In Saint Domingue, the Voodoo priests (or "houngans") and the paid-priests (or "bokors") had used Voodoo charms and potions as a form of biological warfare against the French who enslaved them, even poisoning their food supply on occassion. The Voodoo priests also drugged slaves who had betrayed the cause of slave revolution with Voodoo concoctions from natural herbs and from animal parts and held them as slaves. This is possibly the origin of the zombie.
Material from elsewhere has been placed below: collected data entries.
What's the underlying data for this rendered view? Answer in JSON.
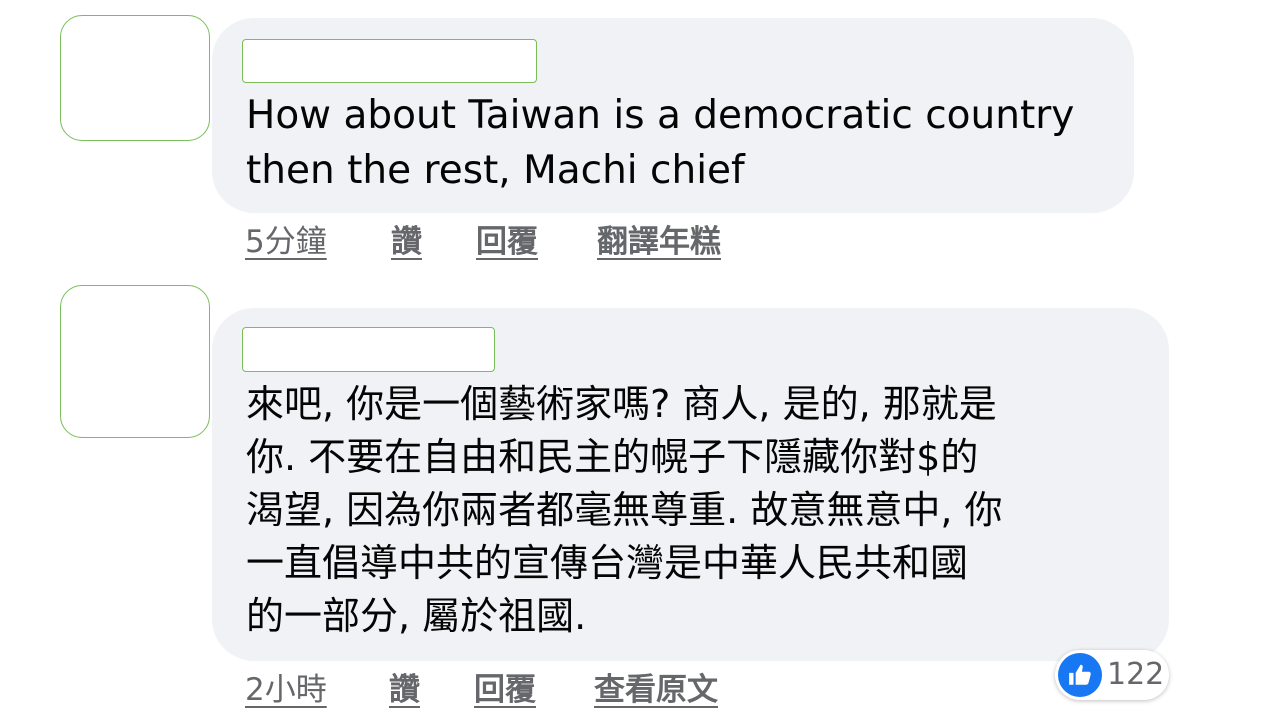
{
  "comments": [
    {
      "text_lines": [
        "How about Taiwan is a democratic country",
        "then the rest, Machi chief"
      ],
      "time": "5分鐘",
      "like": "讚",
      "reply": "回覆",
      "translate": "翻譯年糕"
    },
    {
      "text_lines": [
        "來吧, 你是一個藝術家嗎? 商人, 是的, 那就是",
        "你. 不要在自由和民主的幌子下隱藏你對$的",
        "渴望, 因為你兩者都毫無尊重. 故意無意中, 你",
        "一直倡導中共的宣傳台灣是中華人民共和國",
        "的一部分, 屬於祖國."
      ],
      "time": "2小時",
      "like": "讚",
      "reply": "回覆",
      "translate": "查看原文",
      "reaction_count": "122"
    }
  ],
  "icons": {
    "reaction": "thumbs-up-icon"
  },
  "colors": {
    "bubble": "#f0f2f5",
    "reaction_blue": "#1877f2",
    "meta_text": "#65676b"
  }
}
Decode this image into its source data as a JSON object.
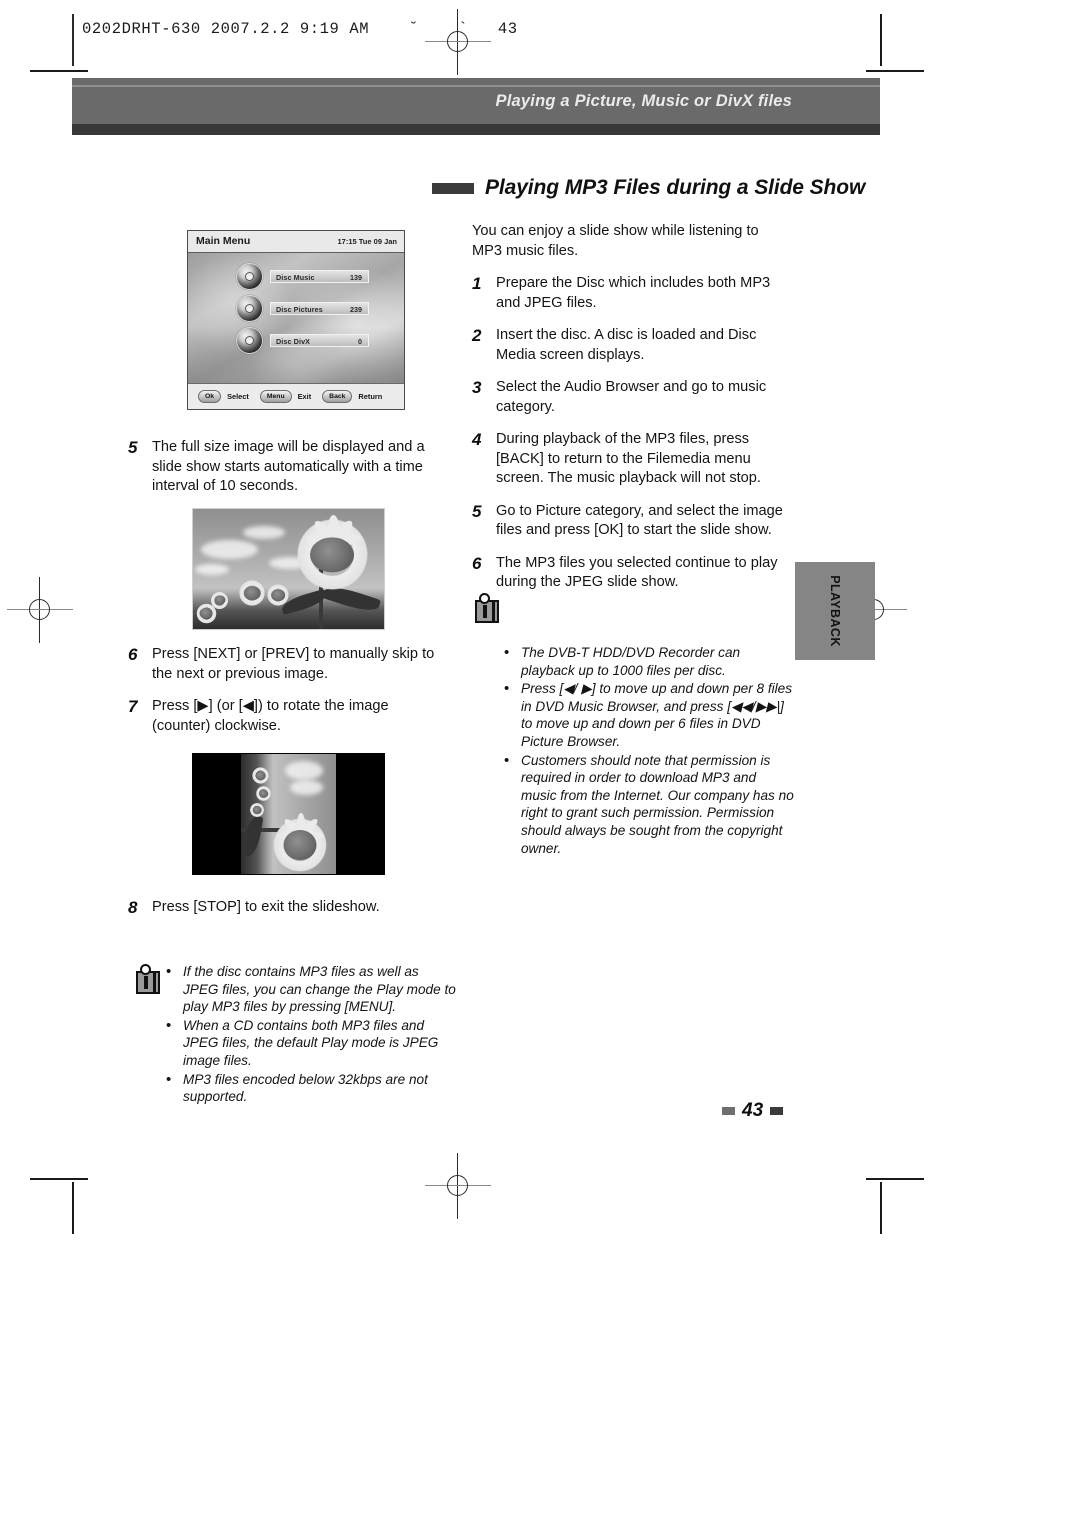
{
  "print_marks": {
    "slug": "0202DRHT-630 2007.2.2 9:19 AM    ˘    `   43"
  },
  "header": {
    "band_title": "Playing a Picture, Music or DivX files"
  },
  "section": {
    "title": "Playing MP3 Files during a Slide Show"
  },
  "tv_screenshot": {
    "title": "Main Menu",
    "clock": "17:15 Tue 09 Jan",
    "menu_items": [
      {
        "label": "Disc Music",
        "count": "139",
        "icon": "disc-music-icon"
      },
      {
        "label": "Disc Pictures",
        "count": "239",
        "icon": "disc-pictures-icon"
      },
      {
        "label": "Disc DivX",
        "count": "0",
        "icon": "disc-divx-icon"
      }
    ],
    "footer_keys": [
      {
        "key": "Ok",
        "action": "Select"
      },
      {
        "key": "Menu",
        "action": "Exit"
      },
      {
        "key": "Back",
        "action": "Return"
      }
    ]
  },
  "right_column": {
    "intro": "You can enjoy a slide show while listening to MP3 music files.",
    "steps": [
      {
        "num": "1",
        "text": "Prepare the Disc which includes both MP3 and JPEG files."
      },
      {
        "num": "2",
        "text": "Insert the disc. A disc is loaded and Disc Media screen displays."
      },
      {
        "num": "3",
        "text": "Select the Audio Browser and go to music category."
      },
      {
        "num": "4",
        "text": "During playback of the MP3 files, press [BACK] to return to the Filemedia menu screen. The music playback will not stop."
      },
      {
        "num": "5",
        "text": "Go to Picture category, and select the image files and press [OK] to start the slide show."
      },
      {
        "num": "6",
        "text": "The MP3 files you selected continue to play during the JPEG slide show."
      }
    ],
    "note": {
      "icon": "info-note-icon",
      "bullet_char": "•",
      "bullets": [
        "The DVB-T HDD/DVD Recorder can playback up to 1000 files per disc.",
        "Press [◀/ ▶] to move up and down per 8 files in DVD Music Browser, and press [◀◀/▶▶|] to move up and down per 6 files in DVD Picture Browser.",
        "Customers should note that permission is required in order to download MP3  and music from the Internet. Our company has no right to grant such permission. Permission should always be sought from the copyright owner."
      ]
    }
  },
  "left_column": {
    "steps": [
      {
        "num": "5",
        "text": "The full size image will be displayed and a slide show starts automatically with a time interval of 10 seconds."
      },
      {
        "num": "6",
        "text": "Press [NEXT] or [PREV] to manually skip to the next or previous image."
      },
      {
        "num": "7",
        "text": "Press [▶] (or [◀]) to rotate the image (counter) clockwise."
      },
      {
        "num": "8",
        "text": "Press [STOP] to exit the slideshow."
      }
    ],
    "note": {
      "icon": "info-note-icon",
      "bullet_char": "•",
      "bullets": [
        "If the disc contains MP3 files as well as JPEG files, you can change the Play mode to play MP3 files by pressing [MENU].",
        "When a CD contains both MP3 files and JPEG files, the default Play mode is JPEG image files.",
        "MP3 files encoded below 32kbps are not supported."
      ]
    }
  },
  "side_tab": {
    "label": "PLAYBACK"
  },
  "footer": {
    "page_number": "43"
  },
  "photos": [
    {
      "name": "sunflower-photo",
      "caption_alt": "sunflower field full size image"
    },
    {
      "name": "sunflower-rotated-photo",
      "caption_alt": "rotated sunflower image with black bars"
    }
  ],
  "colors": {
    "header_band": "#6a6a6a",
    "header_underbar": "#383838",
    "side_tab": "#858585",
    "text": "#141414"
  }
}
The zombie was a resurrected body without a soul -- a social outcast who served the will of the Voodoo master. Supposedly, the zombie was raised from the dead, without free will or a soul. However, one modern theory is that the zombie never really died but was the victim of a drug. This Voodoo concoction is believed to have consisted of carefully selected herbs and animal parts, especially from the puffer fish, which contains a neurotoxin that causes a type of paralysis in the nervous system. The Voodoo priest also knew how to apply an antidote which could "resurrect" the zombie, but keep him dazed enough to be easily controlled. Most people, however, did not have the "magical" knowledge of the Voodoo priest. They believed the zombie was actually the living dead, a soulless body returned from the grave. Historically, Voodoo priests used to induce zombiism as a punishment for criminals; additionally, bokors could make someone into a zombie for a fee.

This belief of zombies weaved its way to New Orleans from Haiti as well, although zombies were not known in the Yoruba tribe in Africa. The belief in actual zombies was not as strong in New Orleans as in Haiti, but the term Zombi was certainly used in rituals, as evidenced by Marie Laveau's snake whose name (spoken in a Caribbean French patois) was Li Grand Zombi.